At another desk, a market source quoted the 11 3/8s at 89 7/8 bid, while seeing the 10s at 23. He saw fairly active dealings in both issues, estimating volume in the 11 3/8s at about $9.5 million at mid-afternoon, while seeing $7 million of turnover - enough to put both issues near the top of the day's most actives list.

Hovnanian holds levels

Elsewhere, a trader said that Hovnanian Enterprises Inc.'s' 10 5/8% notes due 2016 "has been a pretty active name," quoting the Red Bank, N.J.-based homebuilder's credit at 93 bid, 94 offered, which said was in line with recent levels, "but I've just seen them quoted a lot."

He said that credit default swaps protecting Hovnanian holders against a potential defaults "definitely are actively quoted."

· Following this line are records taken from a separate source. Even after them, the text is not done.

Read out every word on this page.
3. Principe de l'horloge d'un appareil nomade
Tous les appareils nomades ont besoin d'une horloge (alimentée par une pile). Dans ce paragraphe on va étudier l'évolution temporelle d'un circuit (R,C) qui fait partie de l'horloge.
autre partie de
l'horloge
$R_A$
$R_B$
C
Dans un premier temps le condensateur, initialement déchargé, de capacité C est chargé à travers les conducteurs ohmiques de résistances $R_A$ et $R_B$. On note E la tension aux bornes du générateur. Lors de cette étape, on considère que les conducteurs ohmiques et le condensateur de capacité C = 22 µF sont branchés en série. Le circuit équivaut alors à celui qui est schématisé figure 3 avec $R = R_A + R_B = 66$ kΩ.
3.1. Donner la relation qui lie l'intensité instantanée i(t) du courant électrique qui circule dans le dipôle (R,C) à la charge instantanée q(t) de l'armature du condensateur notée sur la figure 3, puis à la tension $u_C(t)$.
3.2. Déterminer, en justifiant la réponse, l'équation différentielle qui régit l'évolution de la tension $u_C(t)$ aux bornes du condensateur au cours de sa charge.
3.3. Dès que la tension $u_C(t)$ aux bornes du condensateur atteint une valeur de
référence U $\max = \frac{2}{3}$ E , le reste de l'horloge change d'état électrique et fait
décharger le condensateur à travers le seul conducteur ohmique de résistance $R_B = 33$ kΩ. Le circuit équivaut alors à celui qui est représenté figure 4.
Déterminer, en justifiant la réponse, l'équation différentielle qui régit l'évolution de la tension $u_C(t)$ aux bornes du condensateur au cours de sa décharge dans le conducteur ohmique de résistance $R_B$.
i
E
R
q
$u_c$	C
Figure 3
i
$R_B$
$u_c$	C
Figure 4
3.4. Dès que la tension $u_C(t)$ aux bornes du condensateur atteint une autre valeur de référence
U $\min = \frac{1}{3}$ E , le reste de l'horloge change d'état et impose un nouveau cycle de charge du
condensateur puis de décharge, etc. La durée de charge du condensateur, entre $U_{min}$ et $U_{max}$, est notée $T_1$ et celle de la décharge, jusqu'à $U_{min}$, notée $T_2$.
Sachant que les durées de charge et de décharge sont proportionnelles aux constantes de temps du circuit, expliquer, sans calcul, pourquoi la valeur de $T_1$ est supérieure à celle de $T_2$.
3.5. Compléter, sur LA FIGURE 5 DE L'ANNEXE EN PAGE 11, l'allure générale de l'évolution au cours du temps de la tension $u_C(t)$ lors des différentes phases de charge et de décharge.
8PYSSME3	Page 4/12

At another desk, a trader said that Hovnanian "was pretty active," seeing the 11 7/8% notes due 2015 were up a point to 63 bid, 63 ¾ offered, "though I don't know why."

The Hovnanian bonds had been getting pushed around last week, traders said, on a combination of investor angst about continued weak housing sales and home prices, proven by recent federal and industry data, as well as fears that home mortgage deductibility could in theory be on the chopping block as Washington looks for new revenues through tax code revisions, although it appears no such actions will be immediately taken, according to news reports about the much-heralded debt ceiling agreement.